I could go on because there are several other charging initiatives we are putting in place, including in the midlands in the context of the EU just transition fund. We have 60 to 80 chargers planned for that area. I take the point that was made. We are going to deliver all these chargers and this will be part of the solution to enable us to see the adoption of EVs taking off further. They are better cars, cheaper to run and cleaner for the environment. Every which way, they are better. There will, therefore, be an inexorable switch away from the use of fossil fuels and towards the use of EV cars.

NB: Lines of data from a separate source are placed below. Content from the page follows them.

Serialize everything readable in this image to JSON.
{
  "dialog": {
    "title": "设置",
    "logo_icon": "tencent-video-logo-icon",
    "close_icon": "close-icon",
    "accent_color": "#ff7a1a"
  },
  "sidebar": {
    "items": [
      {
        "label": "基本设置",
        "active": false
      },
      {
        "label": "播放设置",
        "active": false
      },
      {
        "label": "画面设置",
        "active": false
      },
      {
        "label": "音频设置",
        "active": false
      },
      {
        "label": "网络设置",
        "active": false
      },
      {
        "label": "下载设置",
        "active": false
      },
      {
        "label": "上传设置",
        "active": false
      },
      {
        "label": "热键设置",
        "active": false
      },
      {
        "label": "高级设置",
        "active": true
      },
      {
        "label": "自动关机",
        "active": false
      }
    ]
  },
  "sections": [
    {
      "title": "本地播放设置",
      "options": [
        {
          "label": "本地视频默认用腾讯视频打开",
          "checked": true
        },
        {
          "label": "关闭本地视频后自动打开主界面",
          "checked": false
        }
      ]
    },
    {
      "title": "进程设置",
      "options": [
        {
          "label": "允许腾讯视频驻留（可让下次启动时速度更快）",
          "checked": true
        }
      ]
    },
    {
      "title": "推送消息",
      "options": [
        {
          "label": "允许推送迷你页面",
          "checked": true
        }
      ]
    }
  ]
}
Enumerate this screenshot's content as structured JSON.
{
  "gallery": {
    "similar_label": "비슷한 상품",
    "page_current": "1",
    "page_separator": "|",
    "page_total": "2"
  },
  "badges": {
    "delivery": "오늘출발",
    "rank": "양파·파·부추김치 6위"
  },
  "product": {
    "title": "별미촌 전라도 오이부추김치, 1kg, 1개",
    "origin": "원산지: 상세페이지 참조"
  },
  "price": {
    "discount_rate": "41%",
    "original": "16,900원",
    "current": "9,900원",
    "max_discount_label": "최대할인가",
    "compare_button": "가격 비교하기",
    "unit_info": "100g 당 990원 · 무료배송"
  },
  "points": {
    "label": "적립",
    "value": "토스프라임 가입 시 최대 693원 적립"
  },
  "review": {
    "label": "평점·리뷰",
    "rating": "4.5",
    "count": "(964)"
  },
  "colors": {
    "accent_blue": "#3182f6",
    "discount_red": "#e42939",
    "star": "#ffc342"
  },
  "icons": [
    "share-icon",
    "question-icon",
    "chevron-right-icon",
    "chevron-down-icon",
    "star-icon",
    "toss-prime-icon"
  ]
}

I am sorry for taking so long, but regarding the Luas, I happened to be at the very first trip taken on it. I was a TD for Dublin South at the time and spokesperson on transport. I also had a particular interest in it, having lobbied for the Luas for decades. I was at its 20th birthday on Sunday. Every time we start to invest in public transport or, indeed, to put in some of the demand management measures this strategy sets out, there are also people who say this approach will never work and will bring disaster. Lo and behold, the exact opposite takes place. People want public transport, prefer quieter streets and like it when we improve the public realm. At this stage, I cannot think of an example of a public transport project that we have had to withdraw because of a lack of demand, or of a traffic management measure to promote sustainability and quieter environments we have had to reverse because people said it did not work or they did not want it. These initiatives do work. It is just that change is difficult. It is also the case that it is politically advantageous for some to play up people's concerns for electoral benefit. That is not actually serving the people in the end.